– «Добрый вечер, папаша!»
   – «Мое почтенье-с…»
   Аполлон Аполлонович сел. Аполлон Аполлонович ухватился за перечницу. По обычаю Аполлон Аполлонович переперчивал суп.
   – «Из университета?…»
   – «Нет, с прогулки…»
   И лягушечье выражение пробежало на осклабленном рте почтительного сыночка, которого лицо успели мы рассмотреть, взятое в отвлечении от всевозможных ужимок, улыбок или жестов любезности, составляющих проклятие жизни Николая Аполлоновича, хотя бы уж потому, что от греческой маски не оставалось следа; эти улыбки, ужимки или просто жесты любезности заструились каким-то непрерывным каскадом перед порхающим взором рассеянного папаши; и рука, подносившая ко рту ложку, очевидно дрожала, расплескивая суп.
   – «Вы, папаша, из Учреждения?»
   – «Нет, от министра…»
   ____________________
   Выше мы видели, как, сидя в своем кабинете, Аполлон Аполлонович пришел к убеждению, что сын его отпетый мошенник: так над собственной кровью и над собственной плотью совершал ежедневно шестидесятивосьмилетний папаша некий, хотя и умопостигаемый, но все же террористический акт.
   Но то были отвлеченные, кабинетные заключения, не выносившиеся уже в коридор, ни (тем паче) в столовую.
   – «Тебе, Коленька, перцу?»
   – «Мне соли, папаша…»
   Аполлон Аполлонович, глядя на сына, то есть порхая вокруг закорчившегося молодого философа перебегающими глазами, по традиции этого часа предавался приливу, так сказать, отчества, избегая мыслями кабинет.
   – «А я люблю перец: с перцем вкуснее…»
   Николай Аполлонович, опуская в тарелку глаза, изгонял из памяти докучные ассоциации: невский закат и невыразимость розовой ряби, перламутра нежнейшие отсветы, синевато-зеленую глубину; и на фоне нежнейшего перламутра…
   – «Так-с!…»
   – «Так-с!…»
   – «Очень хорошо-с…»
   Занимал разговором сынка (или лучше заметить – себя) Аполлон Аполлонович.
   Над столом тяжелело молчание.
   Этим молчанием за вкушением супа не смущался нисколько Аполлон Аполлонович (старые люди молчанием не смущаются, а нервная молодежь – да)… Николай Аполлонович за отысканием темы для разговора испытывал настоящую муку над остывшей тарелкою супа.
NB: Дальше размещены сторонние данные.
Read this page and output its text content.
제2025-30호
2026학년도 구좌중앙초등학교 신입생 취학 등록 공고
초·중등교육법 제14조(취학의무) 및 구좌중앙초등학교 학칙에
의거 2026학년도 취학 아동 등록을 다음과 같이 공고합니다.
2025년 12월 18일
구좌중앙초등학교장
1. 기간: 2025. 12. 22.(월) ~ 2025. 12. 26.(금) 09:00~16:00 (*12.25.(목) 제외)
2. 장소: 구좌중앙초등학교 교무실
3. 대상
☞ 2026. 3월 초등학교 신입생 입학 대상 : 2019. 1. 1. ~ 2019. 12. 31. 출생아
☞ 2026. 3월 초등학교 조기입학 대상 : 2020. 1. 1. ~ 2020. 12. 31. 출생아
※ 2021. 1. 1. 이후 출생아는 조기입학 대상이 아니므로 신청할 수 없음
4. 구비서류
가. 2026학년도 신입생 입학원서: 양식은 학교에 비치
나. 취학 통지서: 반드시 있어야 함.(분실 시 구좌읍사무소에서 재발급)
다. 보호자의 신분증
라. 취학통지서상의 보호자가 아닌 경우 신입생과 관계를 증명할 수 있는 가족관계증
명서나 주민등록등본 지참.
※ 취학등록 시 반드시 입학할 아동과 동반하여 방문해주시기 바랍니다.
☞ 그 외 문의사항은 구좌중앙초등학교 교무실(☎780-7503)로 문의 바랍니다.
   И неожиданно для себя разразился:
   – «Вот… я…»
   – «То есть, что?»
   – «Нет… Так… ничего…»
   Над столом тяготело молчание.
   Николай Аполлонович опять неожиданно для себя разразился (вот непоседа-то!).
   – «Вот… я…»
   Только что «вот я?» Продолжения к выскочившим словам все еще не придумал он; и не было мысли к «вот… я…» И Николай Аполлонович споткнулся…
   – «Что бы такое к вот я», – думал он, – «мне придумать?». И ничего не придумал.
   Между тем Аполлон Аполлонович, обеспокоенный вторично нелепой словесной смятенностью сына, вопросительно, строго, капризно вдруг вскинул свой взор, негодуя на «мямляние»…
   – «Позволь: что такое?»
   В голове же сынка бешено завертелись бессмысленные слова:
   – «Перцепция…»
   – «Апперцепция…» [156]
   – «Перец – не перец, а термин: терминология…»
   – «Логия, логика…»
   И вдруг выкрутилось:
   – «Логика Когена…» [157]
   Николай Аполлонович, радуясь, что нашел выход к слову, улыбаясь, выпалил:
   – «Вот… я… прочел в «Theorie der Erfahrung» Когена…» [158]
   И запнулся опять.
   – «Итак, что же это за книга, Коленька?»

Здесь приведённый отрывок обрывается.